Republicans hold a 99-51 edge in the Texas House — enough of a majority for them to pass almost anything without needing support from Democrats. It's an edge that many in the GOP, including state Sen. Dan Patrick, R-Houston, see as a specific mandate to advance conservative legislative priorities.
"Obviously there are more votes on the conservative side of the ledger," Patrick says. "And so issues, particularly dealing with immigration, may finally move forward."
Patrick believes the House should also easily pass long-stalled a bill requiring a picture ID to vote and make redistricting go more smoothly. Those debates will still be highly partisan and contentious, but with the fewest votes in their party's history, there's only so much Democrats can do.
But that’s the House; the Texas Senate is another matter entirely. The rules in the upper chamber still require two-thirds of the members to agree to bring a bill up for vote. That's 21 out of 31 — and there are only 19 Republicans in the Senate. So Democratic senators could, if they wanted to, block every Republican bill.
Patrick doesn't think voters are going to accept the two-thirds rule as an excuse for a failed Republican agenda. "I don't think the Senate should be or can be in a position to say, 'The overwhelming majority of Texans voted for conservative Republicans and we’re going to let 12 Democrats block everything that the people want,'" he says.

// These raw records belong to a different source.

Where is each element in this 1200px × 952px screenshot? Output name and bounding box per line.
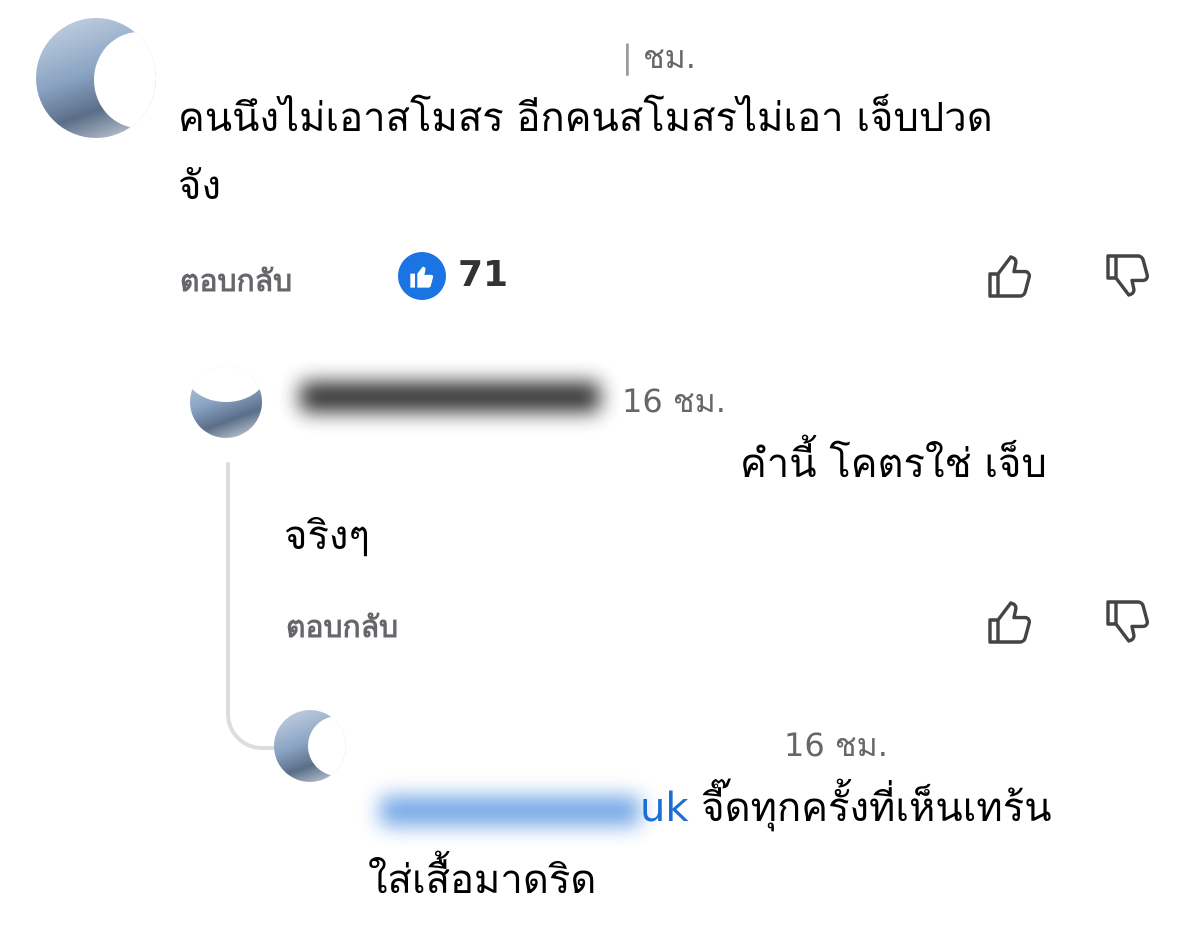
reply-button[interactable]: ตอบกลับ bbox=[180, 258, 292, 305]
comment-text: คนนึงไม่เอาสโมสร อีกคนสโมสรไม่เอา เจ็บปว… bbox=[178, 95, 993, 209]
reaction-count: 71 bbox=[458, 254, 509, 295]
comment-timestamp: | ชม. bbox=[622, 38, 696, 76]
redacted-mention bbox=[380, 796, 640, 826]
comment-text: uk จี๊ดทุกครั้งที่เห็นเทร้น bbox=[640, 785, 1052, 831]
comment-text: คำนี้ โคตรใช่ เจ็บ bbox=[740, 441, 1047, 487]
comment-text-continued: ใส่เสื้อมาดริด bbox=[368, 857, 597, 903]
comment-timestamp: 16 ชม. bbox=[784, 726, 888, 764]
avatar[interactable] bbox=[190, 366, 262, 438]
thumbs-up-icon[interactable] bbox=[986, 598, 1034, 646]
like-reaction-icon[interactable] bbox=[398, 252, 446, 300]
comment-text-continued: จริงๆ bbox=[284, 513, 370, 559]
thread-connector bbox=[226, 462, 230, 712]
avatar[interactable] bbox=[36, 18, 156, 138]
reply-button[interactable]: ตอบกลับ bbox=[286, 604, 398, 651]
thumbs-down-icon[interactable] bbox=[1104, 598, 1152, 646]
avatar[interactable] bbox=[274, 710, 346, 782]
thumbs-up-icon[interactable] bbox=[986, 252, 1034, 300]
thread-connector-curve bbox=[226, 700, 280, 750]
redacted-author-name bbox=[300, 382, 600, 412]
thumbs-down-icon[interactable] bbox=[1104, 252, 1152, 300]
comment-timestamp: 16 ชม. bbox=[622, 382, 726, 420]
mention-link[interactable]: uk bbox=[640, 785, 689, 831]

Patrick wants to change the rule to from two-thirds to 60 percent, dropping the number of votes needed to bring up a bill to just 18. He only needs 16 votes to change the rule when the Senate convenes in January, and he says he’s already got six or seven so far.
Mark Jones, chairman of the Department of Political Science at Rice University, thinks a change to the rule could be shortsighted. It could allow ultra-conservative bills to become law — and that could hurt the GOP at the ballot box in the future.
"I think [Patrick] is interested far more in getting the numbers that will allow him to do what he wants to do this session," Jones says. "I don’t think he’s thinking in terms of the long term. In particular, it's pretty clear he doesn't think about the long-term health of the Republican Party when he supports some of the very anti-immigrant legislation."
Senate Republicans took a small step toward Patrick's proposal at the start of the 2009 session: They voted to exempt a controversial voter ID bill from the two-thirds rule. The bill passed the Senate, only to die in the Texas House when Democrats blocked it with a multi-day filibuster.